Madagascar is home of many plants and animals that can’t be found anywhere else in the world. But slowly, deforestation, burning, and excessive hunting are killing off these natural wonders. If not stopped, they could be gone forever.
The city known for its canals, gondola rides, and constant bridges, is slowly going under. Venice’s water level has been rising for years, but some say the rate has been increasing rapidly over the last 10 years. Flooding is getting worse, so visiting this city known for its waterways would be a good idea for an upcoming trip, because soon enough, it’ll be gone.

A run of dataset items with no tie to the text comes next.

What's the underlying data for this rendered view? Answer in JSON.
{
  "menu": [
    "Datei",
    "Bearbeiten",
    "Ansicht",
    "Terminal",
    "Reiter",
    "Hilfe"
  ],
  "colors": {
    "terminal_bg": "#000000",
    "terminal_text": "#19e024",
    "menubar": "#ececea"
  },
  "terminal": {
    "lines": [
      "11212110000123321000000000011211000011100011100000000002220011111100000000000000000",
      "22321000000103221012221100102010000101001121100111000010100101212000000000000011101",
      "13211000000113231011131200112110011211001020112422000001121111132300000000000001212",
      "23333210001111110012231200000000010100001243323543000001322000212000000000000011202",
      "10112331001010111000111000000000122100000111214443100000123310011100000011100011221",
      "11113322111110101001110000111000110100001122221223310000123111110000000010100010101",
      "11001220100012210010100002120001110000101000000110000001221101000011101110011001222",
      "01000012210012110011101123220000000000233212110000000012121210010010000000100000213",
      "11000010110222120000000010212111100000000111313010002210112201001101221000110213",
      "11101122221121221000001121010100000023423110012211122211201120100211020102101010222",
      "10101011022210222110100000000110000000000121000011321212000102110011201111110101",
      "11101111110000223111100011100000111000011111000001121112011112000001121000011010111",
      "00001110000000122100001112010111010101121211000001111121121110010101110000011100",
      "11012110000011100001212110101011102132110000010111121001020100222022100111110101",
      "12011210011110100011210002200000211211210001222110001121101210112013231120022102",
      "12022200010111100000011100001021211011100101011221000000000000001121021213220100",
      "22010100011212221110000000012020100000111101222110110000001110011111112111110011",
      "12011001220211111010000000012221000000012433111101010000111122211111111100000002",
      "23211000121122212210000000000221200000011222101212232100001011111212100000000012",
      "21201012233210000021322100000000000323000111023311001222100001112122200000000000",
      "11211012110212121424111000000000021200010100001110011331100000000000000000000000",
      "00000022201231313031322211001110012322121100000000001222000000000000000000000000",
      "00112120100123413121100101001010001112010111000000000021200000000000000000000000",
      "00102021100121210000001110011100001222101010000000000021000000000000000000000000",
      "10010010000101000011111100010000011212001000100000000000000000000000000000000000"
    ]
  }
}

This famous mausoleum in India has been standing for over 350 years, but rising pollution levels are threatening the exterior of the building. There have been many attempts at stopping the damage, but all have failed. Many are calling for the Taj Mahal to be closed to the public, so the sooner you visit, the better.
The Dead Sea
The Dead Sea, connected to the River Jordan is famous for it’s high salt levels, making it a popular attraction for tourists due to the ability to float and it’s myth of having healing properties. But people taking from the River Jordan, the Dead Sea’s water source, is causing the body of water to lose 3 feet per year.
The famous European Alps are loved by all winter sport athletes and climbers all around the world. But climate change is erasing these dynamic snow caps at a rapid rate. These environmental troubles is causing bad news for ski resorts in the area, so if visiting the Alps is on your bucket list, I would encourage going soon, before all of the snow disappears.